Una tale visione evangelica porta a superare di colpo tante distinzioni tradizionali: «È il Vangelo che ci fa superare le parole attivi, contemplativi, apostolici, per raggiungere colui di cui sono il riflesso: Gesù Cristo».
Di qui una significativa rivisitazione dei grandi temi dell’esperienza spirituale, dalla ricerca incessante della volontà di Dio – i nostri microscopici doveri come altrettanti trampolini per l’estasi – alla fedeltà, che deve essere creativa nel discernimento, perché non esistono ricette e risposte prefabbricate; dal silenzio – che se qualche volta è tacere, di fatto è non togliere mai la parola a Cristo – alla solitudine, che non è l’assenza del mondo, ma la presenza di Dio. È l’incontrarlo dovunque che fa la nostra solitudine; dall’obbedienza, che unisce al “rischio della sottomissione” la reciprocità più intraprendente e coraggiosa, alla bontà, l’abc della carità, che produce in chi la sperimenta un autentico fenomeno di ossigenazione del cuore.
M. Delbrêl e l’Annodella vita consacrata
Tutto ciò meriterebbe di essere ulteriormente approfondito, insieme ai temi della fraternità, della preghiera e della sequela di Gesù umile, povero, casto, obbediente, soprattutto in questo Anno della vita consacrata.
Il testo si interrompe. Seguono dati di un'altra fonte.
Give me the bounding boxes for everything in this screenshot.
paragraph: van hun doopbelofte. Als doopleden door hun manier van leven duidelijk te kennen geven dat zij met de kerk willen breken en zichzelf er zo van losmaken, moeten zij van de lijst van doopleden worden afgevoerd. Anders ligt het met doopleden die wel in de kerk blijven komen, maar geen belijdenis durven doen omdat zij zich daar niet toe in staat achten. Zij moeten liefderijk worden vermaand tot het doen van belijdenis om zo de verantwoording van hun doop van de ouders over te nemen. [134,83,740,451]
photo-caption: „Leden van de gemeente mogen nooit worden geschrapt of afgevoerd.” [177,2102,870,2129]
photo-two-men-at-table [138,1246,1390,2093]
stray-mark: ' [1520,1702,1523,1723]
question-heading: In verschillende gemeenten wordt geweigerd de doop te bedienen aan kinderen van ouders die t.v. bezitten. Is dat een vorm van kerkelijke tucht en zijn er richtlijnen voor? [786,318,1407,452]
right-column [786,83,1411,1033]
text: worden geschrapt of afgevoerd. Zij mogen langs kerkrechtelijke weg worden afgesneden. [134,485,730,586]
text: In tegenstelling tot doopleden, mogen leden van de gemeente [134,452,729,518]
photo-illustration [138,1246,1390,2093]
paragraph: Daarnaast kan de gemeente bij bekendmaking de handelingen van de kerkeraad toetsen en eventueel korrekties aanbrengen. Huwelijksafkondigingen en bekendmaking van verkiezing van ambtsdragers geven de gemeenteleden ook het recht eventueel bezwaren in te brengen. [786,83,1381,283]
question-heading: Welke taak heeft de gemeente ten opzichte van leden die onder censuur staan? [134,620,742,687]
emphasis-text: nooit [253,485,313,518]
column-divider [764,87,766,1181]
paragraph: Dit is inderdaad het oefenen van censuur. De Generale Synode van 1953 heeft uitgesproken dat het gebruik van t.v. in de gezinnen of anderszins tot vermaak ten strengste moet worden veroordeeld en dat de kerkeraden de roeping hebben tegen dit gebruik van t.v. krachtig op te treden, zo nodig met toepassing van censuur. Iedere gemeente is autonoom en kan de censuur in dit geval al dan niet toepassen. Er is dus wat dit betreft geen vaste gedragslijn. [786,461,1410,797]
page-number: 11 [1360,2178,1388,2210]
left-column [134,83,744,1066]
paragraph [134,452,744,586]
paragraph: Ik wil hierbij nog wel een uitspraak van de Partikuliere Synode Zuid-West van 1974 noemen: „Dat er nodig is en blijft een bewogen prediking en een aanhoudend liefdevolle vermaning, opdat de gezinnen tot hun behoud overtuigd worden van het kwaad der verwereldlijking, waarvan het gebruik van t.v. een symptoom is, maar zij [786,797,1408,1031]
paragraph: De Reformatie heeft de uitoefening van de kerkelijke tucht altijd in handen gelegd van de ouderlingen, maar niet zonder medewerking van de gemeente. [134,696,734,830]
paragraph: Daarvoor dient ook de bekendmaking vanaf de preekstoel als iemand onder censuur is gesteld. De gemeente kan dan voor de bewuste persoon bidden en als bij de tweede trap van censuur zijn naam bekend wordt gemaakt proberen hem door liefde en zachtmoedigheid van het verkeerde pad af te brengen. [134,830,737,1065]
L’edizione dell’Opera omnia, giunta in Francia già a dodici volumi, prevede nei prossimi anni proprio la pubblicazione degli scritti redatti da Madeleine per la vita di comunità, testi solo in minima parte pubblicati negli anni sessanta e settanta del secolo scorso nelle antologie “Gioia di credere” e “Comunità secondo il Vangelo”.
Possiamo intravedere la profondità del suo pensiero su questi temi riprendendo quanto afferma parlando del carisma della verginità per il Regno dei cieli: «Penso al modo in cui il Signore considera la sua Chiesa “come sua sposa”, e penso che, affinché lui possa considerarla tale, bisogna che nell’unità della Chiesa alcuni abbiano questa funzione di sposa. Tutta la Chiesa sarà considerata come una sola sposa, ma essi debbono trattare il Cristo come “loro unico sposo”. Penso che sia questo il fondamento della verginità cristiana. Come tutti i fedeli partecipano al sacerdozio di Cristo, ma solo i sacerdoti sono i sacerdoti, ugualmente tutti i fedeli sono sposati nella Chiesa-sposa, ma degli esseri che egli ha scelto sono donati a lui a questo scopo. Mi sembra che ci sia molto da scoprire in questo senso».
La grande sfida, per Madeleine, è quella di liberare nel mondo lo spirito delle beatitudini, facendo uscire dalle forme “convenzionali”, dai “sistemi” di “scuola” e dal chiuso dei conventi i grandi “cammini evangelici” della povertà, della carità fraterna, dell’umiltà, dell’obbedienza, della castità. Così scrive Madeleine all’inizio del suo commento poetico al testo delle beatitudini: «Poiché le parole, o mio Dio, non sono fatte per restare inerti nei nostri libri, ma per possederci e per correre il mondo in noi, lascia che di questo fuoco di gioia, acceso da te, un giorno, sopra un monte, che di questa lezione di felicità, le faville ci raggiungano e ci mordano, ci investano, ci invadano; fa’ che, da esse abitati, come “scintille nella stoppia” corriamo per le vie della città, accostiamo le onde delle folle, contagiosi di beatitudine, contagiosi di gioia».